The worlds that Lenù and Lila fashion their individual departures from are not wholly compatible either. Lenù finds herself crossing the stradone that links her neighbourhood to the rest of Naples and beyond frequently, until returning entails its own form of disquiet. Patriarchy is a wider knot in editorial rooms, university campuses, her love affairs and her own crumbling household, but these struggles are untranslatable to Lila. For Lila, retreating further into the neighbourhood holds up a similar fate, but her insights into men, whilst comprehensible to Lenù who has been acquainted with those very men all her life, do not help either cope. In one of the most chilling passages of the series, Lila notes of Michele Solara, a brutal, intelligent man who has been obsessed with her since childhood: “Once, she thought, he asked me to become his lover. But that’s not what he really wants, there’s something else, something that doesn’t have to do with sex and that not even he can explain . . . Maybe he thinks that I have a power and that that power is indispensable to him. He wants it but he can’t get it, and it makes him suffer, it’s a thing he can’t take from me by force . . . Otherwise he would have crushed me by now.”

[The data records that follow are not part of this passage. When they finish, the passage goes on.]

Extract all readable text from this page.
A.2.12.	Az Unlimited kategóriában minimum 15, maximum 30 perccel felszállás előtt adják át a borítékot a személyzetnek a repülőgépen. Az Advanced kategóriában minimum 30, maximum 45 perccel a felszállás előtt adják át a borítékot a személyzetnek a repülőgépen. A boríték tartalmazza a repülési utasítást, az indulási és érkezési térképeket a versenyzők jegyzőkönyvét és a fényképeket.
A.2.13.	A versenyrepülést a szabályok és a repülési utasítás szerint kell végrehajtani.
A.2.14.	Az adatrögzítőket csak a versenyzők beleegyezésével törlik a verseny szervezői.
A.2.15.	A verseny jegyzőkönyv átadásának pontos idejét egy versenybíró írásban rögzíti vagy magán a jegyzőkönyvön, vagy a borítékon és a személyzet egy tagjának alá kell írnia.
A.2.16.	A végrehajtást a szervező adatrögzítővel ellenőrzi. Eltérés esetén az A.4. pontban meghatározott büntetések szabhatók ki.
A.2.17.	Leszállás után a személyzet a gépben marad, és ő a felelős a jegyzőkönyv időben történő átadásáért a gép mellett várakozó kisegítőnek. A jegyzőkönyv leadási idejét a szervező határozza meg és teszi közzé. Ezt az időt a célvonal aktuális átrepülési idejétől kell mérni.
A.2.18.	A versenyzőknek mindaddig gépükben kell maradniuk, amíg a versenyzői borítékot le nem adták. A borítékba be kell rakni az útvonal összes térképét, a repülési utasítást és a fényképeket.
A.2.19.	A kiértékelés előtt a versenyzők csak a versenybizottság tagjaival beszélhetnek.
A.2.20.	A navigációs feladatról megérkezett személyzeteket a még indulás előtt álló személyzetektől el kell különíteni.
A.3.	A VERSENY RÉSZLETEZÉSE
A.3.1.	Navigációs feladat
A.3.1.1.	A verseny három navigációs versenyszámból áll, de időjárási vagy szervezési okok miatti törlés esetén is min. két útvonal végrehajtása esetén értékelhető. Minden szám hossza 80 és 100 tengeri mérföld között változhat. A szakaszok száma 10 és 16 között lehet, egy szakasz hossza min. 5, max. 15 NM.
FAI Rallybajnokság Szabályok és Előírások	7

In her feminist treatise The Dialectic of Sex, Shulamith Firestone, whom Lenù might have encountered in her studies, writes similarly on patriarchal appropriations of romantic love: “The self-containment of the other creates desire (read: a challenge); admiration (envy) of the other becomes a wish to incorporate (possess) its qualities.” Ferrante’s biggest triumph lies there, in revealing the ruptures of friendship — and love — without being beholden to the always-already of feminist solidarity. We do not learn from each other’s testimonies, or feminist treatises, or the Nino Sarratores of the world though we identify them every day, and we remain uncertain about how to enable each other’s acts of resistance, be it writing oneself into the world or dissolving at its margins.

The Neapolitan quartet blazes through as a feminist project that is concerned with how women labour through the world and crucially, write their way out of it when the premise of their existence is to save each other from disappearance. “Unlike stories,” Lenù writes as a sobering act of admission, “real life, when it has passed, inclines towards obscurity, not clarity.” There, then, perhaps lies the beginnings of solidarity, or care, gesturing towards an efficacy of evisceration.